Compreso uno dei decani delle Feste, anche lui ai fornelli, al quale, durante l’ultima edizione, si è bloccata la schiena. È andato al pronto soccorso, anche se non ne voleva sapere di ospedali. Un’iniezione l’ha rimesso in piedi e un paio di giorni dopo, forte come una quercia, era ancora al suo posto, a occuparsi del pesce fritto. Le luci si sono spente ma dall’ex Mercato si levano ancora voci di uomini e rumori metallici. “Bisogna smontare gli impianti e portarli in magazzino. Ci vorranno una decina di giorni. Il vantaggio è che la sera si rientra a casa”.

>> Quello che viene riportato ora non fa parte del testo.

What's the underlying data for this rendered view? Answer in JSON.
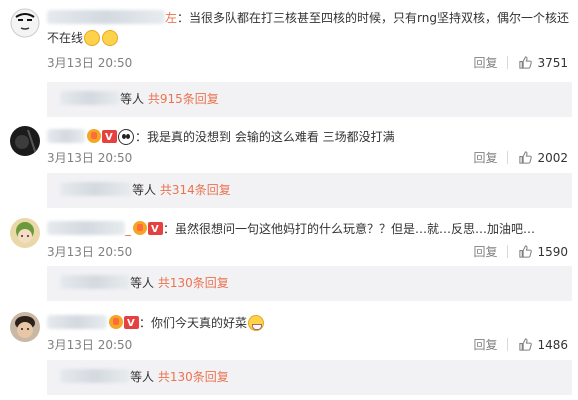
{
  "comments": [
    {
      "text": "：当很多队都在打三核甚至四核的时候，只有rng坚持双核，偶尔一个核还不在线",
      "date": "3月13日 20:50",
      "reply_label": "回复",
      "likes": "3751",
      "sub_people": "等人",
      "sub_total": "共915条回复"
    },
    {
      "text": "：我是真的没想到 会输的这么难看 三场都没打满",
      "date": "3月13日 20:50",
      "reply_label": "回复",
      "likes": "2002",
      "sub_people": "等人",
      "sub_total": "共314条回复"
    },
    {
      "text": "：虽然很想问一句这他妈打的什么玩意？？但是…就…反思…加油吧…",
      "date": "3月13日 20:50",
      "reply_label": "回复",
      "likes": "1590",
      "sub_people": "等人",
      "sub_total": "共130条回复"
    },
    {
      "text": "：你们今天真的好菜",
      "date": "3月13日 20:50",
      "reply_label": "回复",
      "likes": "1486",
      "sub_people": "等人",
      "sub_total": "共130条回复"
    }
  ],
  "colors": {
    "accent": "#eb7350",
    "meta": "#808080",
    "sub_bg": "#f2f2f5"
  },
  "icons": [
    "like-icon",
    "avatar",
    "vip-badge-icon",
    "emoji"
  ]
}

Dall’anno prossimo si volterà pagina: non più via Dell’Annona. Dove allora? “Si sta valutando l’idea di tornare all’antico, alle Colonie padane, anche se mi sarebbe sempre piaciuto mettere in piedi la Festa nell’area delle piscine, il posto migliore per me. Ma non ci sono mai riuscito”. Ovunque si decida il trasloco, c’è da scommettere che Claudio sarà lì.